You may also like to join our online community forum to connect with other people on active monitoring for blood cancer.

If you want to talk to someone, contact our Support Service on 0808 2080 888 or [email protected] and tell us how you are.

You can also ask your GP or hospital team for a referral for counselling or you may be able to refer yourself. We have more information about how to get professional help.

Connecting with others

Myeloma isn’t the only condition where active monitoring may be recommended. It’s an approach used for other types of blood cancer too, such as chronic lymphocytic leukaemia (CLL) and follicular lymphoma.

Currently there are around 27,000 people on active monitoring in the UK, so there are many other people in a similar situation. You might find it helpful to talk to some of them on our online community forum.

"I had a long list of questions for my consultant. I started to ask them, but then I said, ‘You’d better have this sheet’. He answered my questions one by one, which was brilliant."

Joan, living with myeloma since 2006

Order our free myeloma booklet including questions to ask your medical team.

Joan, who is living with myeloma

Active monitoring FAQs

You won’t need treatment for myeloma if you have no symptoms and no signs of tissues damage in your bones or body organs.

Myeloma is treatable, but almost always comes back (relapses). There’s research going on in this area, but currently there’s no evidence that people live longer or better lives if the myeloma is treated before symptoms start. There are benefits in waiting:

  • You can avoid treatment side effects for as long as possible.
  • Treatments can become less effective after a while. So, although there are lots of treatments available for myeloma, it’s best to delay your first treatment while it’s safe, to keep your options open.
  • New treatments for myeloma are constantly being tested and approved, so waiting may also mean you have more treatment options when the time comes for treatment.

You will have regular check-ups with a haematologist – a specialist in blood diseases. You’ll have blood tests, your doctor will ask about your symptoms and you may have a scan, bone marrow biopsy or urine test. Find out more about common blood cancer tests.

Your doctor will tell you how often they think you need to be monitored to start with. If your test results stay the same over time and you don’t develop symptoms, then you may need appointments less often.

You should tell your hospital team if you notice anything different. It’s important to be aware of the typical symptoms of myeloma and symptoms of infection but do report any symptoms you have, even if you’re not sure they’re significant.

You may stay on active monitoring for a few months to a number of years. Everyone is different so it’s difficult to predict on an individual basis when smouldering myeloma might become active.
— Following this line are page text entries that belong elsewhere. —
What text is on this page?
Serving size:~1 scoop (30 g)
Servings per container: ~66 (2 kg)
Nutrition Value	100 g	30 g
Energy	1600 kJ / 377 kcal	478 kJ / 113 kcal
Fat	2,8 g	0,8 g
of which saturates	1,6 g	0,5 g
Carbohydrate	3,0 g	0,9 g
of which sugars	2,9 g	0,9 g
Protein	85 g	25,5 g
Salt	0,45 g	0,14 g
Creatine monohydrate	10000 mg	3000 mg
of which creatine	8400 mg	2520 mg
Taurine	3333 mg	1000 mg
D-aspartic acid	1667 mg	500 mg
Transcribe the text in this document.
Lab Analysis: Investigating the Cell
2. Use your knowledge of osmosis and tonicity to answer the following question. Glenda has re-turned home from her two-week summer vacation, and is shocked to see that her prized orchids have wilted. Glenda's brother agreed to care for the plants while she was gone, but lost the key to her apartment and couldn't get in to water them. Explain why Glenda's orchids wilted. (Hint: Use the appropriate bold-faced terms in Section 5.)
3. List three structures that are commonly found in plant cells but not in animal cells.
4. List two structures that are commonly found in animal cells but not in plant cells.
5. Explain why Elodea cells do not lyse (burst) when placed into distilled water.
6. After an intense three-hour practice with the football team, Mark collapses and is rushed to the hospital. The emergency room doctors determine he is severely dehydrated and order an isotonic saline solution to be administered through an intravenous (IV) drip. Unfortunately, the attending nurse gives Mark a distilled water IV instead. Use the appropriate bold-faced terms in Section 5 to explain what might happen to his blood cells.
Your hospital team are the best people to ask about your situation, as they will be monitoring you.

One general thing we can say is that if smouldering myeloma shows no sign of progressing for five years, the chance of it becoming active drops significantly, and gets lower over time.

There are a few things doctors will look at when deciding whether it’s time to start treatment:

  • the level of paraprotein or light chains in your blood
  • signs that the myeloma has started to cause damage – to your bones or kidneys, for example
  • whether you are experiencing any symptoms.

Your hospital team will be happy to explain your test results and what they mean, so don’t be afraid to ask.

You may also want to keep a diary of your symptoms so you remember to tell your doctor. This may help you feel a bit more in control.